Sept questions à Diane Brisebois, présidente du Conseil canadien du commerce de détail.
Le thème de votre congrès annuel qui se tient actuellement à Toronto (Store 2012) est l’engagement. Pourquoi ?
C’est encore plus que l’engagement, c’est le pouvoir de l’engagement. Et ça inclut autant les clients que les employés et la communauté. Aujourd’hui, avec les nouvelles technologies, et ce peu importe l’âge des consommateurs, l’information est facilement accessible. C’est facile de faire une recherche de produits avec son iPhone et de faire un achat en ligne. Il est donc important pour les détaillants de créer une relation d’engagement avec leurs clients s’ils veulent les convaincre de se déplacer physiquement dans leurs magasins. C’est de plus en plus important parce qu’il y a davantage de concurrence et que cette concurrence est désormais mondiale.

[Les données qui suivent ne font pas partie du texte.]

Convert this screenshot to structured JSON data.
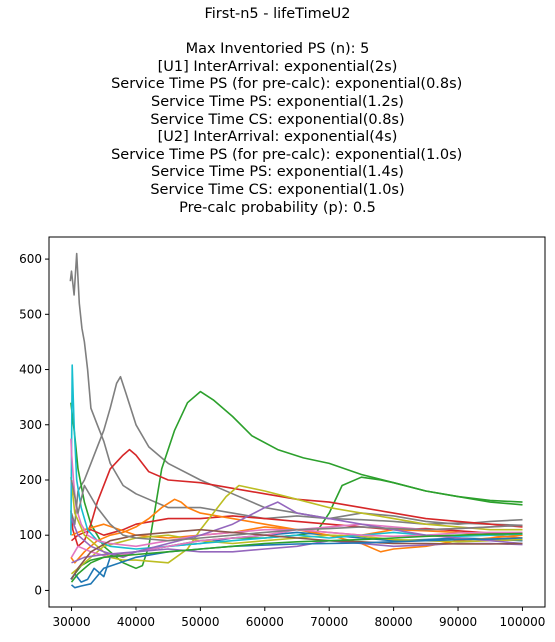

Qu’est-ce qu’un client engagé ?
C’est un client qui s’aperçoit qu’un commerce le comprend. La plupart des bons détaillants font des recherches sur leurs clients, ils cherchent à comprendre leurs attentes, leurs rêves, leurs goûts, leur façon de vivre. C’est primordial, car si vous ne connectez pas avec vos clients, ils ne vous seront pas loyaux.
On dirait que la technologie est en train de forcer les détaillants à revenir à la base, c’est-à-dire offrir un excellent service à la clientèle. Est-ce une illusion ?
Ironiquement, c’est effectivement le cas. La technologie permet d’être plus efficace, mais amène aussi beaucoup de défis. Les attentes des clients changent rapidement et les détaillants n’ont plus le droit à l’erreur. Si un client vit une mauvaise expérience, ça lui prend seulement cinq minutes pour partager ce qu’il a vécu à beaucoup de monde sur les réseaux sociaux. En conséquence, c’est encore plus important qu’autrefois de bien former son personnel et d’avoir les systèmes informatiques requis pour répondre aux besoins des consommateurs.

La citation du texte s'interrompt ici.